When Justin Ellen received a "random" direct message on Instagram asking if he would like to be part of a Netflix show called "Is It Cake?" — he thought it was "very sketchy."
It was only when they said there was an interview that he realized, "OK, it's legit," said the youngest contestant of the popular baking show.
After a Zoom interview and a month of waiting, Ellen — who was 18 at that time — was picked to participate.
It was very overwhelming, he admitted.
"Because I was super young … and I realized I had to fly and stay in a hotel by myself. Filming was a whole month. I've never been away from my family for that long," he told CNBC Make It.
Ellen even had to skip his high school graduation for the show's recording.
"Is It Cake?" is a baking contest, where cake artists create edible replicas of everyday objects — such as sneakers and handbags.
At first glance, the 19-year-old did not seem to have as much experience as the other contestants. The young baker only started creating hyper-realistic cakes two years ago. One of his opponents started baking even before Ellen was born.
Yet, before appearing on Netflix, he was already running his own successful cake business, Everything Just Baked.
"Last year, we grossed $100,000 in sales," said Ellen, who is from New Jersey.
"With [the] Netflix [show] coming out, I've been getting like a lot more inquiries … my calendar is flooded. I'm super grateful for it."
Ellen learned how to bake from his mother and grandmother when he was just 7 years old. They used to bake together during holidays like Thanksgiving.
From breads, to pies and cookies, they baked everything — but strangely, "never cakes."
But he quickly outgrew being an assistant and when he was 14, went down the rabbit hole of cake tutorial videos on YouTube and got inspired to start his own creations.
"I just watched videos of other people doing it, YouTube's a great thing. You just got to really practice and take the time to learn," he told CNBC Make It.
"I've failed a lot of times … I'll think it's such an easy cake and then everything's going wrong."
Yet, Ellen was undeterred. He was in high school when he began immersing himself into baking — which was "definitely hard" because he did not have a lot of free time on his hands. He recalls taking part in a baking competition and getting to school at 5 a.m. to practice.
"I was super busy. [But] if you're really determined, you'll find the time," said Ellen.
The biggest challenge Ellen faced as a young entrepreneur was knowing his worth — he was pricing his cakes like he was shopping with his own wallet.
"Back then, I didn't realize how valuable my art is. I asked my mom and my mom's just like me, she's cheap. Like, 'I'm not going to get a $100 cake.' But today, people are easily paying that."
When he first started, he was selling a six-inch cake for $60, but now it's "easily $150 for the same size."
From January this year, he started earning up to $12,000 a month after running his business full-time.
"I realized people are buying designer purses for thousands of dollars. You have got to make your customers understand the worth in your brand and what you're providing them because the cake tastes great and [I] use high-quality ingredients."

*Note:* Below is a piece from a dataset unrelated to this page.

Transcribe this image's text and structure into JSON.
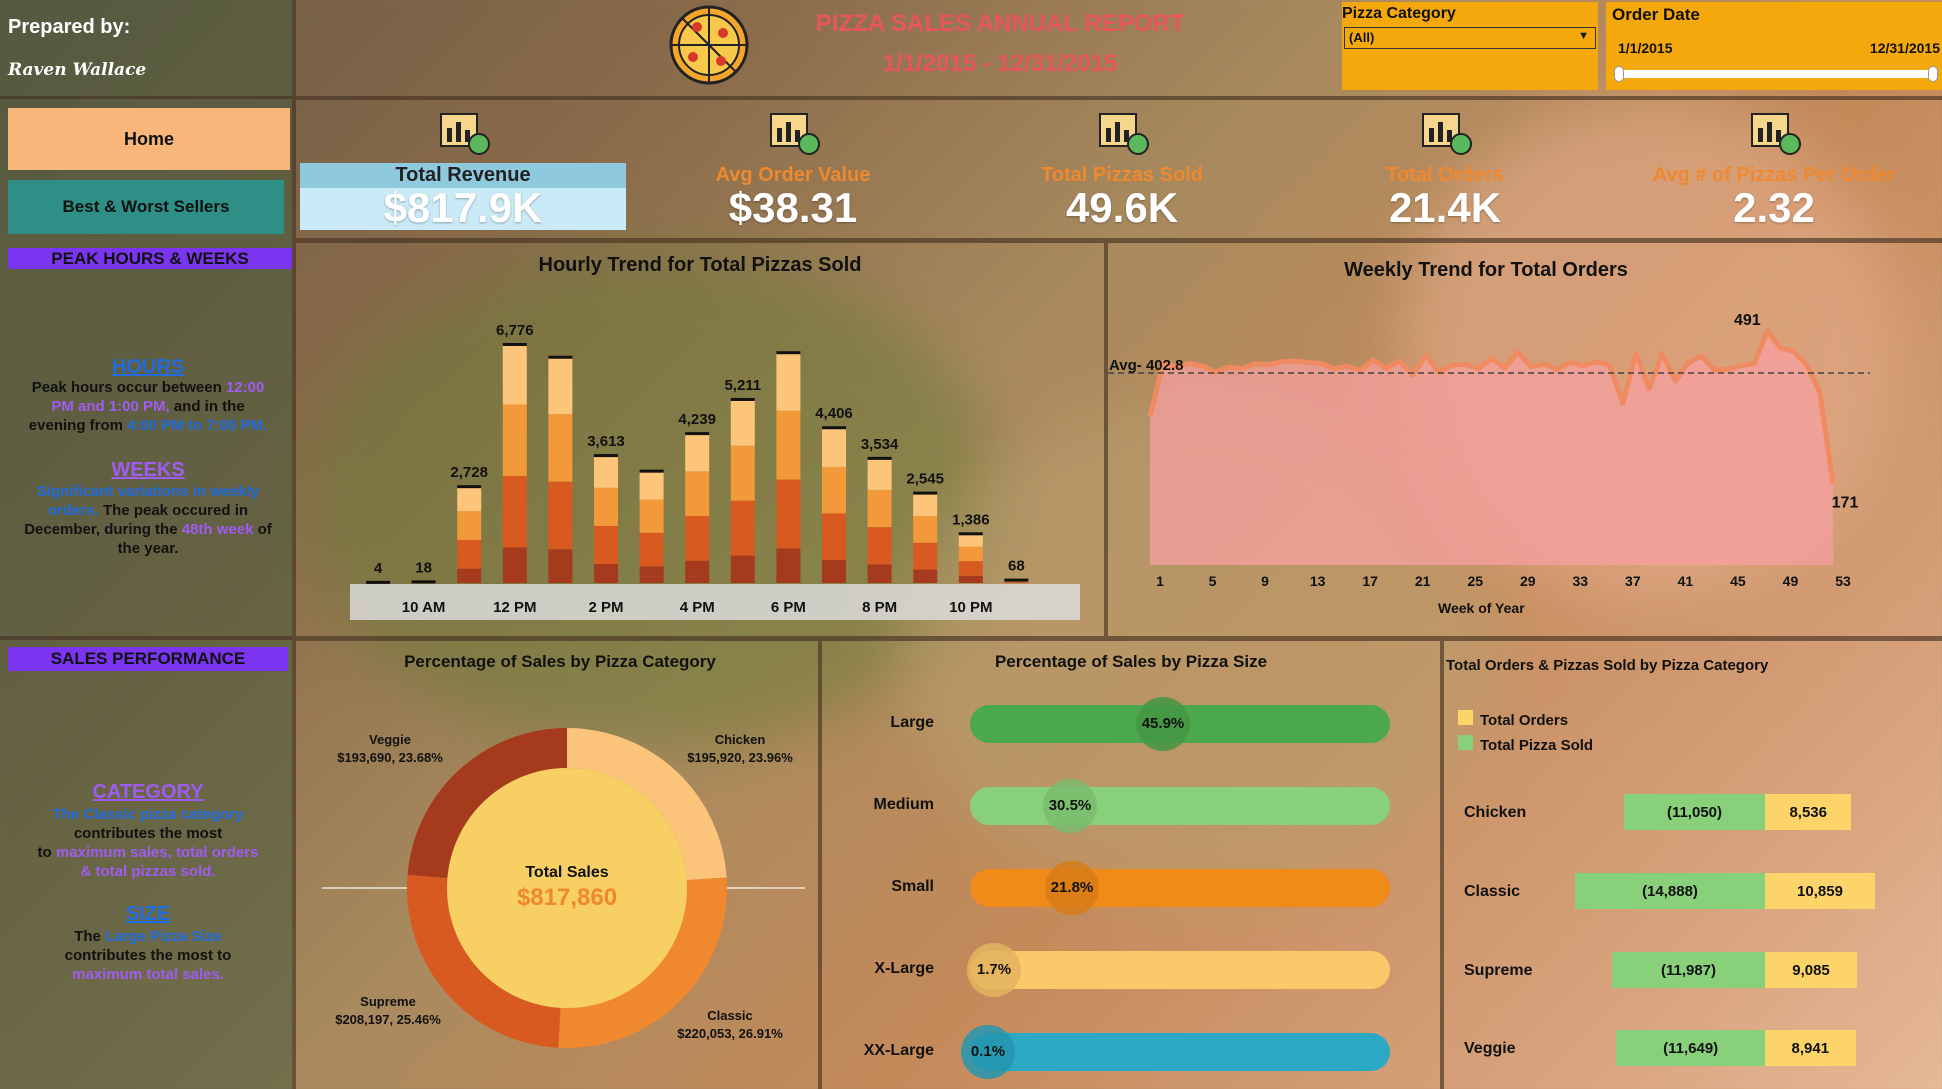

Even though the prices of his cakes have more than doubled in price over the years, that has not stopped him from building a "very profitable business."
"Art is super valuable and people will pay for it. Honestly, my price slightly goes up every day … depending on my mood," he said.
And if a customer asks why his cakes costs this much? "I'll just be honest and say, every day I progress in my skill, so the price has to go up. You're paying for someone's expertise … it took me 5 years to learn how to do that."
Dreaming big has certainly paid off for Ellen. What he envisioned for himself came true — he now sells cake mixes and baking tools online. Occasionally, he holds classes for aspiring bakers too.
Ellen added that he accepts around 6 orders a week and they are "bigger orders now." On a typical day, he would be up at 8am, working on his orders in his home kitchen single-handedly.
"Honestly, most of my clients don't choose hyper-realistic cakes, they're more like wedding cakes."
His parents are now "definitely convinced" that he has made the right decision to pursue baking as a career — in fact, Ellen, who started as an assistant in the kitchen, is now the boss.
"My mum works for me now," he said gleefully. "She helps me a lot with the backend stuff … like deliveries."
Even as he marvels at what he has been able to accomplish at just 19 years old, the young entrepreneur is not done dreaming.
"Non-stop, I'm thinking about my business and new ways to elevate it. I want to have an appointment-based studio … but my final goal is to be like Wilton, the cake decorating company."
Headquartered in Illinois, Wilton produces a wide range of bakeware, decorations, baking tools and ingredients that are popular among bakers.
"My goal is to be just like that … [Everything Just Baked] is minority-owned, black-owned and I think we need representation because there's like no major minority brands in the baking community."
Everything Just Baked is on track to make $200,000 by the end of this year, Ellen told CNBC.
As for the studio he has in mind – "I think I'm super close. We've been looking at some spaces," he teased, without offering further details.
In the meantime, Ellen's got both feet on the ground because he knows things are "not just gonna happen" without hard work.
"It's going to take a lot of time. But in the end, you'll realize it's completely worth it."